Wel eigenaardig is 't eens na te gaan welke planten daarvoor al moeten dienen. De oudste verhalen zeggen ons, dat onze voorouders zeven verschillende kruiden daarvoor bij elkaar brachten. Maar niet overal waren die zeven kruiden dezelfde. In de omstreken van Weert moeten het zijn:

     1. Vossestaart (een soort gepluimd gras).

     2. Een notentak (d.i. tak van den noteboom met een paar noten eraan).

     3. Alsem (in Limb. eels).

     4. Kattestaart (donderpoezen).

     5. Vuurkruidje (St. Janskruid).

     6. Spirea (in Limb. donderkruidje).

     7. Cinéraria (in Limb. donderknöpkes).

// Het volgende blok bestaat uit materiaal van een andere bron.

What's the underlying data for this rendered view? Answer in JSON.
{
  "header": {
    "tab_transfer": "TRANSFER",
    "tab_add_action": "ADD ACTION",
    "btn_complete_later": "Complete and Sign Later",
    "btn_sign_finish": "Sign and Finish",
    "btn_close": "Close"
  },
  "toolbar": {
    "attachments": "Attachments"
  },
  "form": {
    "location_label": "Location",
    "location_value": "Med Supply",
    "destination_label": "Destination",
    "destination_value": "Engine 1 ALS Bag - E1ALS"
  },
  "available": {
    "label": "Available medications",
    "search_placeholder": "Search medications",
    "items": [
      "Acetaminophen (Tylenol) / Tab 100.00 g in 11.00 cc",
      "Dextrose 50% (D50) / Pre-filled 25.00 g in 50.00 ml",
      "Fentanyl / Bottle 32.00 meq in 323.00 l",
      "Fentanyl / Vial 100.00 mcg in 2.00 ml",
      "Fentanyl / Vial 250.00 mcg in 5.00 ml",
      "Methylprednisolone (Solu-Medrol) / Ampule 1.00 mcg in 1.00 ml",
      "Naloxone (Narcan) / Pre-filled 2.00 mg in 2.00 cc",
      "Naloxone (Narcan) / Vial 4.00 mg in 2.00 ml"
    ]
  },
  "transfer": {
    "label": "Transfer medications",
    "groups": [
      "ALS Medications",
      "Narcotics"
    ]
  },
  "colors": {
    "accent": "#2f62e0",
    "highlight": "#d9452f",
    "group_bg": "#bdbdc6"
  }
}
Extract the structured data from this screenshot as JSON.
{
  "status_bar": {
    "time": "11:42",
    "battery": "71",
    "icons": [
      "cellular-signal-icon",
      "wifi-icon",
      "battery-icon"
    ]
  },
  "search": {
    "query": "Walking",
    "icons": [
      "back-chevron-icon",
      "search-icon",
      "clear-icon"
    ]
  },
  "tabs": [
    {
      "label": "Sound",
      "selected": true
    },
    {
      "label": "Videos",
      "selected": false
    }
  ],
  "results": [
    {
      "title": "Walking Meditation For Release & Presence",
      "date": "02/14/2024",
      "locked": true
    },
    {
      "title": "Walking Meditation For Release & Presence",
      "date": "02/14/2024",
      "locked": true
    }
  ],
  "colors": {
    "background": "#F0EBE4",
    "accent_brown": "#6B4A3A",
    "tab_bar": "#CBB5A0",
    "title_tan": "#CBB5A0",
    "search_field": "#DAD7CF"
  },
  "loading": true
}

De "kroetwès" mag - maar dan steeds zeven verschillende - ook bestaan uit de volgende zoogenaamde "donderbloemen" t.w. Boerenwormkruid of Reinevaar, Kollebloem, Valeriaan, Watereppe, Brunel, Robertskruid, Eereprijs, Zwanebloem, Dondertoren, Donderdistel, Donderbom, Bijvoet, Duizendblad, Varenkruid, Koningskaars, Wilde Munt, Jacobskruid, Guldenroede, Kamille, Scabiosa, Huislook, Geneeskruid. Er zijn ook plaatsen, waar slechts ééne plant hiervoor genomen wordt, zooals bijv. Reinevaar in het stadje Bree. Op andere plaatsen in Belgisch Limburg wordt er nog de plant Bijvoet aan toegevoegd, terwijl in het naburige Canne het Duizendblad nog erbij komt.

De plattelandsbewoners gaan dan op dien O.L. Hemelvaartsdag naar de hoogmis, nemen den bussel bloemen en kruiden mede naar hunne zitplaats, en heffen deze in de hoogte op 't oogenblik dat de misdoende priester het gewijde water over de menigte sprenkelt. Daarom zijn er ook streken waar de feestdag genoemd wordt O.L. Vrouw-Kruidwijding of ook al verbasterd: O.L. Vrouwe-Kruidwijn. Het gewijde kruid wordt overal op den zolder bewaard en droog gehouden. Komt er in den loop van het jaar een zwaar onweer opzetten en ratelt de donder en slingert de bliksem onheilspellend, dan worden er eenige stengels van de "kroetwès" in de kachel of op den haard geworpen, terwijl onder 't verbranden van het gezegend kruid op de meeste plaatsen het St. Jans-Evangelie wordt gebeden. De eenvoudige landman en ook nog vele stadsbewoners denken daardoor alle ongelukken door inslaan van hemelvuur af te weren. En al kan nu de wetenschap ook niet met dit volksgeloof zich vereenigen, toch is zulks nog een bewijs, dat de goede oude tijd met zijn ongekunstelden eenvoud, met zijn natuurlijke openhartigheid, eene in zijn soort goddelijke tijd was. Immers, ook eenvoud heeft hare schoonheden.

Ook in Duitschland is de Maria-Kräuter-Weihe evenzeer bekend en bewaart men ook de gewijde kruidbussels, terwijl in België en Frankrijk onze "donderbloemen" op vele plaatsen heeten "Herbes St. Marie" of "Herbes St. Jean". In Engeland wordt vooral aan het St. Janskruid eene heilzame kracht toegekend, als mede in Sicilië, Toskanië en andere deelen van Italië. In Zweden en Zwitserland worden in de week voor St. Jan ruikers gemaakt van voornoemde negen planten, waarvan het St. Janskruid de middelste moet uitmaken. Eigenaardig mag het heeten, dat de meeste zoogenoemde "Donderkruiden" roode of rooskleurige bloemen dragen: o.m. het Huislook, Geneeskruid, de Kollebloem, de Valeriaan, het Robertskruid, de Zwanebloem. De Brunelle daarentegen heeft paarsche, de Reinevaar en de Inula (Donderkruid) hebben weer gele bloemen. Daarom heeft een geleerde de veronderstelling gewaagd dat al deze planten door de kleur harer bloemen in sympathetisch verband staan met een bliksemvuur.